You can tell that Social Media is now officially mainstream when you read the news. This week’s headlines include a Missouri state judge issuing an injunction against a teachers social networking prohibition law, social media use during natural disasters, and Britain political leaders meeting to brainstorm on how to use social media or limit others from using social media to curb civil unrest.
Missouri Court Injunction
The Missouri story is of particular interest as my husband happens to be a Missouri teacher. With a 15-year old daughter who also happens to attend his school, we were very concerned with this new law (Senate Bill 54, section 162.069) going in to effect. There was a real possibility that he would no longer be able to be “friends” with his own child. Thankfully we have a pretty good kid, but I would be lying if I didn’t admit to keeping a watchful eye on her posts and interactions.
As a softball coach, I used Facebook to keep up with my players, make sure they were staying out of trouble (which sometimes they weren’t and we were able to address it) and get insight as to how they were handling the challenges of competitive ball. I was able to help parents know when to ask questions and play a proactive role in minimizing issues before they came to a head. I know many teachers who do the same…often times a student will express stress, pain, and/or staying out til 3 a.m on Facebook but would never saying anything to their parents…to prohibit one of the most popular communication channels today from being used to facilitate teacher and student interaction just didn’t make sense.
It is refreshing to see the teachers have their voice heard. The law will be delayed 180 days or until the state legislature and teachers can work out an agreement. It is important to note that only section 162.069 will be delayed…the rest of the bill, which is a good bill related to prevention of sexual abuse will go in to effect as planned.

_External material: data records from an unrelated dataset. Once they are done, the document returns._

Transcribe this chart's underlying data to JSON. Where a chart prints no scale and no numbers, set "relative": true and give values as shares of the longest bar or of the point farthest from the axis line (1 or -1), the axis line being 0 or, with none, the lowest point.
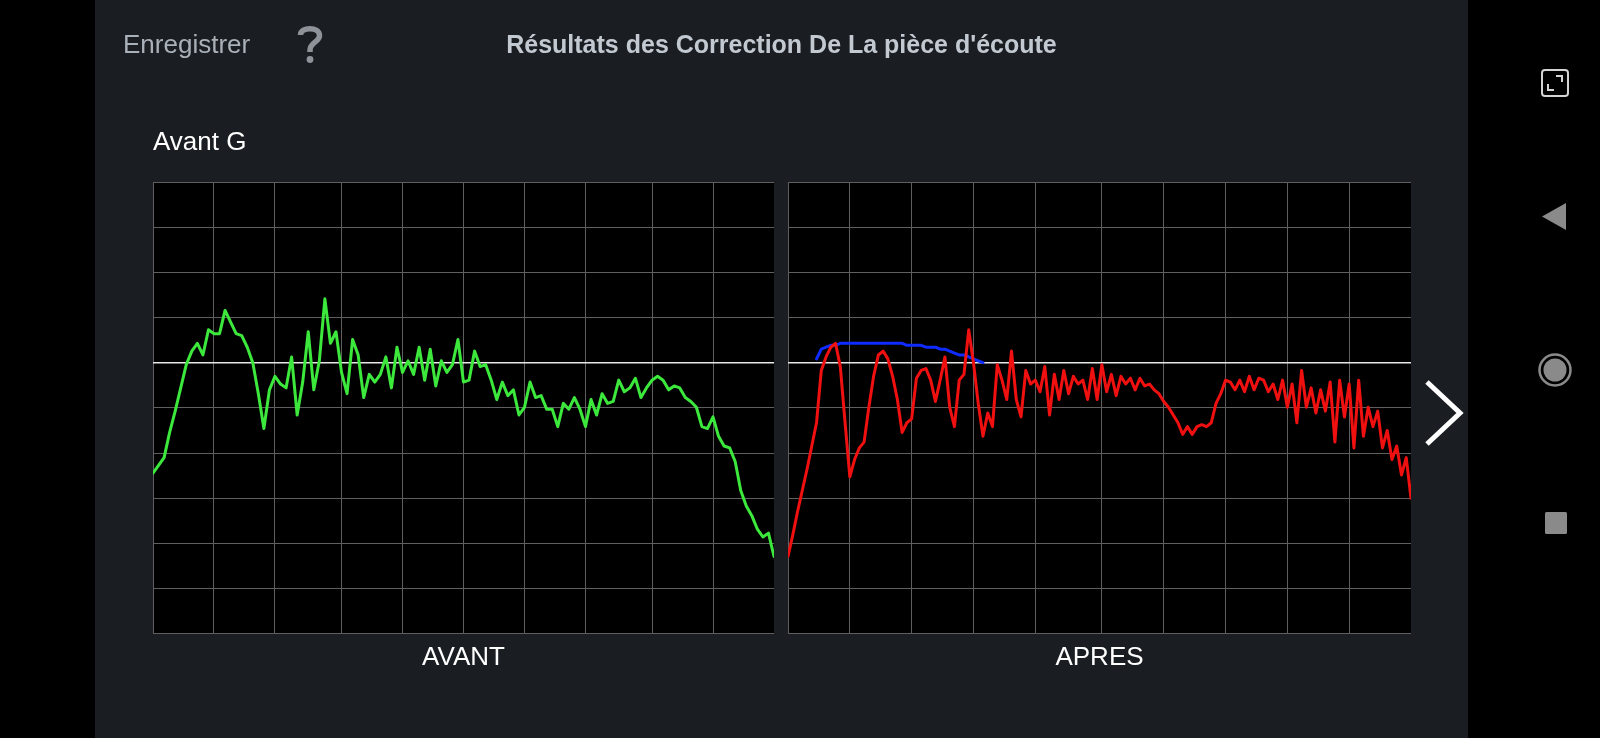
{
  "chart_data": [
    {
      "type": "line",
      "title": "Résultats des Correction De La pièce d'écoute",
      "subtitle": "Avant G",
      "annotations": [
        "Enregistrer"
      ],
      "xlabel": "AVANT",
      "relative": true,
      "grid": true,
      "categories": [
        null,
        null,
        null,
        null,
        null,
        null,
        null,
        null,
        null,
        null,
        null,
        null,
        null,
        null,
        null,
        null,
        null,
        null,
        null,
        null,
        null,
        null,
        null,
        null,
        null,
        null,
        null,
        null,
        null,
        null,
        null,
        null,
        null,
        null,
        null,
        null,
        null,
        null,
        null,
        null,
        null,
        null,
        null,
        null,
        null,
        null,
        null,
        null,
        null,
        null,
        null,
        null,
        null,
        null,
        null,
        null,
        null,
        null,
        null,
        null,
        null,
        null,
        null,
        null,
        null,
        null,
        null,
        null,
        null,
        null,
        null,
        null,
        null,
        null,
        null,
        null,
        null,
        null,
        null,
        null,
        null,
        null,
        null,
        null,
        null,
        null,
        null,
        null,
        null,
        null,
        null,
        null,
        null,
        null,
        null,
        null,
        null,
        null,
        null,
        null,
        null,
        null,
        null,
        null,
        null,
        null,
        null,
        null,
        null,
        null,
        null,
        null,
        null
      ],
      "series": [
        {
          "color": "#3de83d",
          "values": [
            -0.57,
            -0.53,
            -0.49,
            -0.36,
            -0.25,
            -0.13,
            -0.01,
            0.06,
            0.1,
            0.04,
            0.17,
            0.15,
            0.15,
            0.27,
            0.21,
            0.15,
            0.14,
            0.08,
            0,
            -0.16,
            -0.34,
            -0.14,
            -0.07,
            -0.11,
            -0.13,
            0.03,
            -0.27,
            -0.1,
            0.16,
            -0.14,
            0.01,
            0.33,
            0.1,
            0.16,
            -0.05,
            -0.16,
            0.12,
            0.04,
            -0.18,
            -0.06,
            -0.1,
            -0.06,
            0.03,
            -0.13,
            0.08,
            -0.05,
            0.01,
            -0.06,
            0.08,
            -0.09,
            0.07,
            -0.12,
            0.01,
            -0.05,
            -0.01,
            0.12,
            -0.1,
            -0.09,
            0.06,
            -0.02,
            -0.01,
            -0.09,
            -0.19,
            -0.1,
            -0.17,
            -0.14,
            -0.27,
            -0.23,
            -0.1,
            -0.18,
            -0.17,
            -0.24,
            -0.24,
            -0.33,
            -0.21,
            -0.24,
            -0.18,
            -0.24,
            -0.33,
            -0.19,
            -0.27,
            -0.16,
            -0.21,
            -0.2,
            -0.09,
            -0.15,
            -0.13,
            -0.08,
            -0.18,
            -0.13,
            -0.09,
            -0.07,
            -0.09,
            -0.14,
            -0.12,
            -0.13,
            -0.18,
            -0.2,
            -0.23,
            -0.33,
            -0.34,
            -0.28,
            -0.38,
            -0.43,
            -0.44,
            -0.51,
            -0.66,
            -0.74,
            -0.79,
            -0.86,
            -0.9,
            -0.88,
            -1
          ]
        }
      ]
    },
    {
      "type": "line",
      "xlabel": "APRES",
      "relative": true,
      "grid": true,
      "categories": [
        null,
        null,
        null,
        null,
        null,
        null,
        null,
        null,
        null,
        null,
        null,
        null,
        null,
        null,
        null,
        null,
        null,
        null,
        null,
        null,
        null,
        null,
        null,
        null,
        null,
        null,
        null,
        null,
        null,
        null,
        null,
        null,
        null,
        null,
        null,
        null,
        null,
        null,
        null,
        null,
        null,
        null,
        null,
        null,
        null,
        null,
        null,
        null,
        null,
        null,
        null,
        null,
        null,
        null,
        null,
        null,
        null,
        null,
        null,
        null,
        null,
        null,
        null,
        null,
        null,
        null,
        null,
        null,
        null,
        null,
        null,
        null,
        null,
        null,
        null,
        null,
        null,
        null,
        null,
        null,
        null,
        null,
        null,
        null,
        null,
        null,
        null,
        null,
        null,
        null,
        null,
        null,
        null,
        null,
        null,
        null,
        null,
        null,
        null,
        null,
        null,
        null,
        null,
        null,
        null,
        null,
        null,
        null,
        null,
        null,
        null,
        null,
        null,
        null,
        null,
        null,
        null,
        null,
        null,
        null,
        null,
        null,
        null,
        null,
        null,
        null,
        null,
        null,
        null,
        null,
        null,
        null
      ],
      "series": [
        {
          "color": "#f01010",
          "values": [
            -1,
            -0.89,
            -0.77,
            -0.66,
            -0.55,
            -0.43,
            -0.31,
            -0.04,
            0.03,
            0.08,
            0.1,
            -0.02,
            -0.31,
            -0.59,
            -0.5,
            -0.44,
            -0.41,
            -0.23,
            -0.07,
            0.04,
            0.06,
            0.02,
            -0.07,
            -0.19,
            -0.36,
            -0.31,
            -0.29,
            -0.08,
            -0.04,
            -0.03,
            -0.09,
            -0.2,
            -0.09,
            0.03,
            -0.23,
            -0.33,
            -0.09,
            -0.06,
            0.17,
            0,
            -0.21,
            -0.38,
            -0.26,
            -0.33,
            -0.01,
            -0.09,
            -0.19,
            0.06,
            -0.19,
            -0.28,
            -0.04,
            -0.11,
            -0.09,
            -0.15,
            -0.02,
            -0.27,
            -0.06,
            -0.19,
            -0.04,
            -0.16,
            -0.07,
            -0.11,
            -0.09,
            -0.19,
            -0.03,
            -0.19,
            -0.01,
            -0.15,
            -0.06,
            -0.17,
            -0.07,
            -0.11,
            -0.08,
            -0.14,
            -0.08,
            -0.12,
            -0.11,
            -0.14,
            -0.16,
            -0.2,
            -0.23,
            -0.27,
            -0.31,
            -0.37,
            -0.33,
            -0.37,
            -0.33,
            -0.32,
            -0.33,
            -0.31,
            -0.21,
            -0.16,
            -0.09,
            -0.1,
            -0.14,
            -0.09,
            -0.15,
            -0.07,
            -0.14,
            -0.08,
            -0.09,
            -0.15,
            -0.11,
            -0.19,
            -0.09,
            -0.23,
            -0.11,
            -0.31,
            -0.04,
            -0.23,
            -0.13,
            -0.26,
            -0.14,
            -0.25,
            -0.1,
            -0.41,
            -0.09,
            -0.28,
            -0.11,
            -0.44,
            -0.09,
            -0.38,
            -0.23,
            -0.33,
            -0.25,
            -0.44,
            -0.35,
            -0.5,
            -0.43,
            -0.58,
            -0.49,
            -0.7
          ]
        },
        {
          "color": "#0f2bff",
          "values": [
            null,
            null,
            null,
            null,
            null,
            null,
            0.02,
            0.07,
            0.08,
            0.09,
            0.09,
            0.1,
            0.1,
            0.1,
            0.1,
            0.1,
            0.1,
            0.1,
            0.1,
            0.1,
            0.1,
            0.1,
            0.1,
            0.1,
            0.1,
            0.09,
            0.09,
            0.09,
            0.09,
            0.08,
            0.08,
            0.08,
            0.07,
            0.07,
            0.06,
            0.05,
            0.04,
            0.04,
            0.03,
            0.02,
            0.01,
            0,
            null,
            null,
            null,
            null,
            null,
            null,
            null,
            null,
            null,
            null,
            null,
            null,
            null,
            null,
            null,
            null,
            null,
            null,
            null,
            null,
            null,
            null,
            null,
            null,
            null,
            null,
            null,
            null,
            null,
            null,
            null,
            null,
            null,
            null,
            null,
            null,
            null,
            null,
            null,
            null,
            null,
            null,
            null,
            null,
            null,
            null,
            null,
            null,
            null,
            null,
            null,
            null,
            null,
            null,
            null,
            null,
            null,
            null,
            null,
            null,
            null,
            null,
            null,
            null,
            null,
            null,
            null,
            null,
            null,
            null,
            null,
            null,
            null,
            null,
            null,
            null,
            null,
            null,
            null,
            null,
            null,
            null,
            null,
            null,
            null,
            null,
            null,
            null,
            null,
            null
          ]
        }
      ]
    }
  ]
}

Hurricane Irene, Earthquakes, Social Media, Oh My!
Hurricane Irene along with the east coast earthquakes are creating shakes, waves and jiggles on the social media scene this week. (corny yes I know but I couldn’t resist). Many of the articles talk about increase mentions, is SM good or bad, and citizens relying on SM during disasters. Consumerreports.org noted some very interesting facts that were brought to my attention by David Erickson (fyi…David provides a great daily email you should subscribe to if you like stats):
- 24% of Americans would use social tools to tell people they are safe
- 1 in 5 would try an online channel if they were unable to reach EMS
- 80% expect emergency responder to monitor social sites
- One-third expect help to arrive within an hour of posting a need to a social site
You have to wonder, does our police, fire and other emergency rescue services realize these kind of expectations exist? It is somewhat scary to think that people may be requesting help when nobody is listening. The Social Media Club of Kansas City had a great breakfast a few months ago where the Johnson County Sheriff department shared with us what steps they are taking to monitor and participate in social media. We can only hope that other community emergency services are adopting similar best practices.
Britain Meets with Twitter, Facebook and Blackberry
You know you are beyond early adoption when the Queen comes knocking on your door. Obviously the Britain riots are no laughing matter and I think it is an important step by leaders to acknowledge the role social media may play in not only creating civil unrest but possibly calming it as well.
There are many of my peers in this industry that may interpret the Britain conversations as an attempt to prohibit free speech. However, if there is a main channel that is causing destruction don’t we have to ask our leaders to take a responsible look and understand how that channel functions, how to minimize the risk and ultimately how to shut it down in the event that it leads to wide-scale tragedy? Many of the uprisings we have seen this year have led to freedom but we would be naive if we didn’t respect the potential for technology and new media to be just as dangerous as they are liberating. This is the kind of topic that makes for great happy hour conversations!
What a crazy, wacky week …we hope you were able to experience more positive than negative and wish you the best of fun, safety and enjoyment this weekend!